Material production is the result of the
highest spiritual quality
and activity. That the second-handers ride on it, push themselves to the forefront and often grab all the profit, is due to the geniuses permitting it, [which in turn is due to] the acceptance of the moral theory of altruism and the blindness of the geniuses to their own nature and function, to the actual principles of their own existence.
And, in degree, in regard to each particular man involved in material production, he succeeds only to the extent to which he functions on the principles of the creators, on his independent rational judgment; to the extent to which he uses the “social” method and functions on the principles of a second-hander, he fails. (In a free society, he fails personally. As society begins to get collectivized (controlled), he has a chance of succeeding in the narrow sense of keeping his graft, loot or profit—but then, and to the extent of his success in this, he destroys society and the whole economy. Material production is not the product of the second-hander and cannot be kept going on his methods and principles.)

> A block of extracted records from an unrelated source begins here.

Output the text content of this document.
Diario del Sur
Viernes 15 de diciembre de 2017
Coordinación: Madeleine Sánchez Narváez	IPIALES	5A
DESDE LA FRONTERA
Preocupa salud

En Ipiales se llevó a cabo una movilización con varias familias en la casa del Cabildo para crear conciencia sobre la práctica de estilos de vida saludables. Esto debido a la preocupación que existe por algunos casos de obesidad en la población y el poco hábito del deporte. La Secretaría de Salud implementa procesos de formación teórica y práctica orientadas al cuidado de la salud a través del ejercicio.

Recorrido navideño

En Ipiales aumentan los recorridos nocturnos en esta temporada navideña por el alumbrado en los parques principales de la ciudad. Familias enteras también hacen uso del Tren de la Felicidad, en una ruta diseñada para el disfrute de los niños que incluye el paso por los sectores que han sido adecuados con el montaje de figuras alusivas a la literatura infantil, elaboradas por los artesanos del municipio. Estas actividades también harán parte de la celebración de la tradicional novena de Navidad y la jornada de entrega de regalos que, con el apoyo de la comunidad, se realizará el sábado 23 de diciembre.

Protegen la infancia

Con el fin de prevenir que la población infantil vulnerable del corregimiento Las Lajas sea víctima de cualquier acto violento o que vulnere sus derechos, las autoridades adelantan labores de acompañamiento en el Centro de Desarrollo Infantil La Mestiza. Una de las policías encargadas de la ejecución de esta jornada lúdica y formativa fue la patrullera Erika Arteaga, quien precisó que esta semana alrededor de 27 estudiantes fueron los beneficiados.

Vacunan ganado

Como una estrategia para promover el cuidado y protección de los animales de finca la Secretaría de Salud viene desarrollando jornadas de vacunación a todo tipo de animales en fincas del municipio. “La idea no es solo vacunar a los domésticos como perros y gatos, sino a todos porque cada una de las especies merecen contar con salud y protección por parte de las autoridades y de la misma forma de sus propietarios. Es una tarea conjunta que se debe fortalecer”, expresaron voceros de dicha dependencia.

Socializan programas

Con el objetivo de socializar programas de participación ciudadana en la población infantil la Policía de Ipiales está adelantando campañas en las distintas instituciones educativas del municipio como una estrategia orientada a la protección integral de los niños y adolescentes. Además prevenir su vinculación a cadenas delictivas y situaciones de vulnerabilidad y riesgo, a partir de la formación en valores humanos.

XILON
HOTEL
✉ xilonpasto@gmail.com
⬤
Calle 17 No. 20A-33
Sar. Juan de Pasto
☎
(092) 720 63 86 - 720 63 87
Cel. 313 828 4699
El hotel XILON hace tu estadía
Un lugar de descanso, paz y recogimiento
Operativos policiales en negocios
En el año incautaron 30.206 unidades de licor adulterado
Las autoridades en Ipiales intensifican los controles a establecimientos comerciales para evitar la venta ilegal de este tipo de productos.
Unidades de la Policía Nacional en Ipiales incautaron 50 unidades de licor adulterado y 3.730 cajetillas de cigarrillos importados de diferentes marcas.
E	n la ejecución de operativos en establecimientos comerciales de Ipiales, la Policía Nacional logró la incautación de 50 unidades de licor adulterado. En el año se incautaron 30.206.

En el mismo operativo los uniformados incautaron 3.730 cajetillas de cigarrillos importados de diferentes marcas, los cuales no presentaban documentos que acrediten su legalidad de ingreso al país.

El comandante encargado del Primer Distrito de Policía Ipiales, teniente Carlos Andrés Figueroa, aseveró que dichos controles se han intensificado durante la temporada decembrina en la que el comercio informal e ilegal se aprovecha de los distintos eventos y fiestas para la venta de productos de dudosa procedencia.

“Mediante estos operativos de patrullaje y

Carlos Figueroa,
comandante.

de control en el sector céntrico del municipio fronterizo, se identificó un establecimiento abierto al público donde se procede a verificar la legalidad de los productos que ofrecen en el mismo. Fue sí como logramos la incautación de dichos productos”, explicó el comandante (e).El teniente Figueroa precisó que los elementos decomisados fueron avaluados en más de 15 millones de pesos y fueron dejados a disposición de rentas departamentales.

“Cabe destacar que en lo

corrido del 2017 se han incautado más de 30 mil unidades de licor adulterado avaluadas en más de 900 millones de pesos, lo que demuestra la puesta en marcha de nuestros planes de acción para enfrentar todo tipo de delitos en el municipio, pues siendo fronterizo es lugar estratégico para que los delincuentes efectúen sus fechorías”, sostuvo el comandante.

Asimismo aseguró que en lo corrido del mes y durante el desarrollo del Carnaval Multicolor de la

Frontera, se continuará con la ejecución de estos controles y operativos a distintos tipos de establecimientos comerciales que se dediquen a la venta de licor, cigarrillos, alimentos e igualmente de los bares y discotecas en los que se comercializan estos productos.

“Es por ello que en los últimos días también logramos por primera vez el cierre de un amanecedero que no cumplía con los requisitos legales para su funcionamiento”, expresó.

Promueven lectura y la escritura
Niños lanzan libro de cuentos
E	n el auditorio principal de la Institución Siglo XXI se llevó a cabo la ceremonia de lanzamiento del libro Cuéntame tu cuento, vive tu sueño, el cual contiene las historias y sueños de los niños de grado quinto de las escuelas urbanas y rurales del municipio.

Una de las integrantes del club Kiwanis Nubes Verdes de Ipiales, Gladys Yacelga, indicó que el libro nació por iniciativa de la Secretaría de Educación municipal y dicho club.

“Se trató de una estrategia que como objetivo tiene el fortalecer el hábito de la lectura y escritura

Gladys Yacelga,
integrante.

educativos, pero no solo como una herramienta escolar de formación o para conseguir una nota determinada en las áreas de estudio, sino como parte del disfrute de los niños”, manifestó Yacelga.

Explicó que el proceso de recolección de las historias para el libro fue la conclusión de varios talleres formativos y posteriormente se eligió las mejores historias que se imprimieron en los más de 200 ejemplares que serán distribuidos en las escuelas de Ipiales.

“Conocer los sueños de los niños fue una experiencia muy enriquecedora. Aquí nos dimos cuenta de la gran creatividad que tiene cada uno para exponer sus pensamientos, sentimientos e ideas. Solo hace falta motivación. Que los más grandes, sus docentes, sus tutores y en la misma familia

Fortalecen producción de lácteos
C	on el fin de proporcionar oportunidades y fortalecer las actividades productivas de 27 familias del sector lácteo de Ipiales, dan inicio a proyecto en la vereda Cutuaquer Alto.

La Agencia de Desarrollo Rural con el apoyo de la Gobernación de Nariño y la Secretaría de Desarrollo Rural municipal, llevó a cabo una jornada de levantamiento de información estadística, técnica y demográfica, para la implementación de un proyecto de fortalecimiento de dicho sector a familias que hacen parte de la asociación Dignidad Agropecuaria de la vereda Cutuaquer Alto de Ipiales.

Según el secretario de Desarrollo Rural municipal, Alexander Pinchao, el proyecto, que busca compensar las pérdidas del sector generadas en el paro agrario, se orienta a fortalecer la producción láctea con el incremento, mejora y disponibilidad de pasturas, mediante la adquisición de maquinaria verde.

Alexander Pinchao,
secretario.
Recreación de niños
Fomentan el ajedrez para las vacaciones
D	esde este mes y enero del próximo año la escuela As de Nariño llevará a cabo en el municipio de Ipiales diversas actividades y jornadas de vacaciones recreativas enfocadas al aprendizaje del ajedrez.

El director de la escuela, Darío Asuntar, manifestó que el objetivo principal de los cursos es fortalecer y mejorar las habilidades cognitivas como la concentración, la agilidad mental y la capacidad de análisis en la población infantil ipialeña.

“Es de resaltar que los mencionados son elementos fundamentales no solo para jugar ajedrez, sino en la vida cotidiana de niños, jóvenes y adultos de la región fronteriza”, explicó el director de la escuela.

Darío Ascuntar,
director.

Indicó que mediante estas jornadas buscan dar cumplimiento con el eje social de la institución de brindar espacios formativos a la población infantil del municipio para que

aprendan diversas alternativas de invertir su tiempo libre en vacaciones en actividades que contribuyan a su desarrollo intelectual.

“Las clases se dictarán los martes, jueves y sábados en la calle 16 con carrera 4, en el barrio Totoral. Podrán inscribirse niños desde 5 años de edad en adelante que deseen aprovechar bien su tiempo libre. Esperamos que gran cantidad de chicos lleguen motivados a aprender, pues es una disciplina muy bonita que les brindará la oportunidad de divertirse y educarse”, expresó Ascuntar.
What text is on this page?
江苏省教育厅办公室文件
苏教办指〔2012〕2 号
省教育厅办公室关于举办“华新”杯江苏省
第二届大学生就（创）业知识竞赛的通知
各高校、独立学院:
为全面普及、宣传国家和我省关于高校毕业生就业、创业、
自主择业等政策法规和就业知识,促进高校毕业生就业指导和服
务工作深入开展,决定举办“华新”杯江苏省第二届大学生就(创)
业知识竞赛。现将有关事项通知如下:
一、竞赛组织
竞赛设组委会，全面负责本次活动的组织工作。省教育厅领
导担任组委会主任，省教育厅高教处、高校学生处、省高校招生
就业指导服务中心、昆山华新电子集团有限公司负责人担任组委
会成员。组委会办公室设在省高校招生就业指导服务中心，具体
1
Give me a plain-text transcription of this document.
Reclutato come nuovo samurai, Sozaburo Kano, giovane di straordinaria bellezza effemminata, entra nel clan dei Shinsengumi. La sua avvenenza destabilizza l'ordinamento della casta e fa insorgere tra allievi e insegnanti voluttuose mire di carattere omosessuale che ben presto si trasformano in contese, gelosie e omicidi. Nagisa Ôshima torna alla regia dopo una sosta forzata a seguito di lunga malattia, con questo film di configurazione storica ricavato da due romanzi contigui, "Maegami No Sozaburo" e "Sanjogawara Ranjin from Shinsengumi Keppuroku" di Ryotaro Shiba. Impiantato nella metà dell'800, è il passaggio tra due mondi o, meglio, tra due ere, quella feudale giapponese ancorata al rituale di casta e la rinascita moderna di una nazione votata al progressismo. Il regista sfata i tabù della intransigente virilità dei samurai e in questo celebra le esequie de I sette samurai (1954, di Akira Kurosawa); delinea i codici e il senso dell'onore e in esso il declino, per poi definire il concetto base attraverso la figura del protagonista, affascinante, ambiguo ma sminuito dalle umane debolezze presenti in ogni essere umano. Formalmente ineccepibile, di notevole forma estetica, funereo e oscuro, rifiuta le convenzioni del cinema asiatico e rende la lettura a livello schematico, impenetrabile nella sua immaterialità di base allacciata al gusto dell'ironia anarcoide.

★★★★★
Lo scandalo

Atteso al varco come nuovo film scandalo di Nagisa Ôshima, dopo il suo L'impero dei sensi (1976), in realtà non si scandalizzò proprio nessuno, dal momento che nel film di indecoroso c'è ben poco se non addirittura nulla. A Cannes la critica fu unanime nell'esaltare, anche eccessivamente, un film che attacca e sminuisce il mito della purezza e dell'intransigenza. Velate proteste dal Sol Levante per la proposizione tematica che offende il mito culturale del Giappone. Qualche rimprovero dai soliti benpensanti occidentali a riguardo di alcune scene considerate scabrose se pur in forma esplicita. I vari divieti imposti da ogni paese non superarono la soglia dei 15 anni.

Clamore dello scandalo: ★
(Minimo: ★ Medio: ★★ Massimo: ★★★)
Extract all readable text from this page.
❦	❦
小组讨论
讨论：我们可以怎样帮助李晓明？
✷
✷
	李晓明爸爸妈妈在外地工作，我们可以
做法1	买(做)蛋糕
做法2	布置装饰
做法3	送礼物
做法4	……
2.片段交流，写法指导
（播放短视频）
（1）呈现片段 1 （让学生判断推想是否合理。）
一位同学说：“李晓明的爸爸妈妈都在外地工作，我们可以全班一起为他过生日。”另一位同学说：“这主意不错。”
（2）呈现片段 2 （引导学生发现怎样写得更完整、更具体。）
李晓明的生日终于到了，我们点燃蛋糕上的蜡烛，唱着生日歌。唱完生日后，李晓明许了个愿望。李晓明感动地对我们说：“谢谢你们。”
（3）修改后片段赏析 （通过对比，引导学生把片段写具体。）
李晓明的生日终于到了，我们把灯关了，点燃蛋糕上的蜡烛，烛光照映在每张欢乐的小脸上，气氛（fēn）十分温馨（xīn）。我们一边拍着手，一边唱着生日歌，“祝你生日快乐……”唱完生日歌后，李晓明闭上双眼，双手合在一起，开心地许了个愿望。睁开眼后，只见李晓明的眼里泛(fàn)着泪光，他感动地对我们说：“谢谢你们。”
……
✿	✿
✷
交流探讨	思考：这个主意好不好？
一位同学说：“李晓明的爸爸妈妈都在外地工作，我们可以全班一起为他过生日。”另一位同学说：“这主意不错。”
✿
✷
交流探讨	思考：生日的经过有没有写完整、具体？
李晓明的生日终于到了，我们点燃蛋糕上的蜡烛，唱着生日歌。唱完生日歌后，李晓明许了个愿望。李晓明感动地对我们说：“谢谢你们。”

Show that the real sources, the spark-plugs of material production (the inventors and industrialists), are creators in the same sense, with the same heroic virtues, of the same high
spiritual
order, as the men usually thought of as creators—the artists. Show that
any
original rational idea, in any sphere of man’s activity, is an act of creation.
Vindicate
the industrialist—the author of material production (John Galt, Hank Rearden, Dagny Taggart).
Of course, that cheap snobbery about material production is based on a deeper philosophical error—on the vicious idea of “matter as sin” and spirit as its antagonist. And it’s logical that if one accepts that idea (which represents the debasement of man and of the earth), then one considers the activity of preserving man’s survival (material production) as low and evil. To be high, one must then starve to death—that’s “liberating the spirit.”
Tie this to the clear exposition of the fact (as
clear
as you can make it) that the material is only the expression of the spiritual; that it can be neither created
nor used
without the spiritual (thought); that it has no meaning without the spiritual, that it is only the means to a spiritual end—and, therefore, any new achievement in the realm of material production is an act of
high spirituality,
a great triumph and expression of man’s spirit. And show that those who despise “the material” are those who despise man and whose basic premises are aimed at man’s destruction.
For anyone who gets confused by the spectacle of second-handers “placing the material first”—show that these second-handers are not the creators, but the destroyers of material production. Show that to conquer, control, and create in the material realm requires the highest kind of spiritual activity and the highest type of “spiritual” man.
And, to go to the roots of the whole vicious error,
blast
the separation of man into “body” and “soul,” the opposition of “matter” and “spirit.” Man is an indivisible entity, possessing both elements—but not to be split into them, since they can be considered separately only for purposes of discussion, not in actual fact. In actual fact, man is an indivisible, integrated entity—and his place is here, on earth. His “spirit” is his mind—his control over the earth.
Incidentally, note that the good industrialists (such as I’ve met) are high types of men—whereas the artists (allegedly the “spiritual” men) are neurotic or depraved weaklings. The material producers deal in, with and through reason (they have to)—and look at the successes they have achieved. The alleged “men of the spirit” deal in emotionalism and mysticism, in the irrational (by having accepted the irrational or “inspirational” premise)—and look at the sickening state and centuries-long stagnation of men’s spiritual life (their philosophies, their morality, their state of misery, futility, and confusion). The industrialists are moral
because
they function on the basis of reason. The artists are the depraved types. (There’s the tie of reason and morality.)